The research conducted by Kristin Ottarsdottir and colleagues from the Department of Public Health and Community Medicine, and the Department of Internal Medicine and Clinical Nutrition at the University of Gothenburg, Sweden, investigated the association between SHBG levels and insulin resistance in men, as well as pre and post-menopausal women.
Previous studies have shown that low levels of the protein SHBG in the blood are associated with an elevated risk of developing T2DM in both men and women. Although insulin resistance is known to frequently be a precursor to developing T2DM, there is a lack of studies which have looked into the link between SHBG and insulin resistance, in both men and women.
In this research, a sample of 2816 subjects were randomly selected from the Swedish population between 2002 and 2005 as part of a cohort study into the risk factors for developing early onset cardiovascular disease. Follow up occurred between 2012 and 2014 giving a mean follow-up time of around 10 years, with fasting blood samples being taken at the start and end of the investigation. Data were available from a representative sample of 1327 individuals who completed the study, and their samples were analysed to determine SHBG levels and determine insulin resistance.
The team found that the baseline results from the beginning of the study showed a significant inverse association between SHBG concentration and insulin resistance. This meant that lower levels of SHBG were linked to higher insulin resistance, and this was observed in men, premenopausal and postmenopausal women.

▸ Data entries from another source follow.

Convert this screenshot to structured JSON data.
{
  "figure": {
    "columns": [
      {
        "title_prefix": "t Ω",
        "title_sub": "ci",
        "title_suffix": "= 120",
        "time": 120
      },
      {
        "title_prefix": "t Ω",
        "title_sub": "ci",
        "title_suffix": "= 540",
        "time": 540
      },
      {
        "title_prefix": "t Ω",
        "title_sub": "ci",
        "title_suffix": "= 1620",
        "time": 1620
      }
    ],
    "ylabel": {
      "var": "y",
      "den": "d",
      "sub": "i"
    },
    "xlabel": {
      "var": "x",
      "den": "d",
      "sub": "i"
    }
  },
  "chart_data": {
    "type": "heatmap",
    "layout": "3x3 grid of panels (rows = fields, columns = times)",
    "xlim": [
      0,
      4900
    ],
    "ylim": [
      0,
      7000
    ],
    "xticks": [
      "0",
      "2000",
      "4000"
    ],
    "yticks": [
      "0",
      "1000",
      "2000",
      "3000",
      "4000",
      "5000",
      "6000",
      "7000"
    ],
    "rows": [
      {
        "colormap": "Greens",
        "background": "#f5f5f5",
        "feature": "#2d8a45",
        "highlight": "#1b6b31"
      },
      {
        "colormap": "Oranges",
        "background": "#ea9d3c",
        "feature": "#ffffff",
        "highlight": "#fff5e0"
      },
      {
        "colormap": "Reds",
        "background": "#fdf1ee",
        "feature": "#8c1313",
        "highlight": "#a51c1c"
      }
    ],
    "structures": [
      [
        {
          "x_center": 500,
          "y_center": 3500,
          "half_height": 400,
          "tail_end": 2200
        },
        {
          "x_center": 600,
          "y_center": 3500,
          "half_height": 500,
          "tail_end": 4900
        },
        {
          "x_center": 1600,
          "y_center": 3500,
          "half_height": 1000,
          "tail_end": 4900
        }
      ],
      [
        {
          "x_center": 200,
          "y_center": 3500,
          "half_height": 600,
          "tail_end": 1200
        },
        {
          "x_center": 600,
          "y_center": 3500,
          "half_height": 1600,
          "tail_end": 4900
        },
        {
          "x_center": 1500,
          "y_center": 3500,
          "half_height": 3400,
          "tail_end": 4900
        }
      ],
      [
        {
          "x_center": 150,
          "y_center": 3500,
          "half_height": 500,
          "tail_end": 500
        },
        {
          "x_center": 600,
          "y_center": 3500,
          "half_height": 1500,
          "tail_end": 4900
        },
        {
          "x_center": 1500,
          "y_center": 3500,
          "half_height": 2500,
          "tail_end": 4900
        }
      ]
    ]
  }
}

The analysis took account of age, lifestyle, blood pressure, diabetes status, and waist to hip ratio, and found that SHBG and insulin resistance at the time of the follow-up had a similar relationship.
The authors also discovered that the concentration of SHBG at baseline could also be used to predict the presence of insulin resistance at the time of the follow-up years later, which held true regardless of the sex of the subject, or their menopausal state if female. The authors suggest that: 'This might explain the previously shown association between SHBG level and type 2 diabetes."
They add: "If confirmed these results suggest a new pathway on the development of insulin resistance and thus a possible field for the development of more effective therapies against insulin resistance."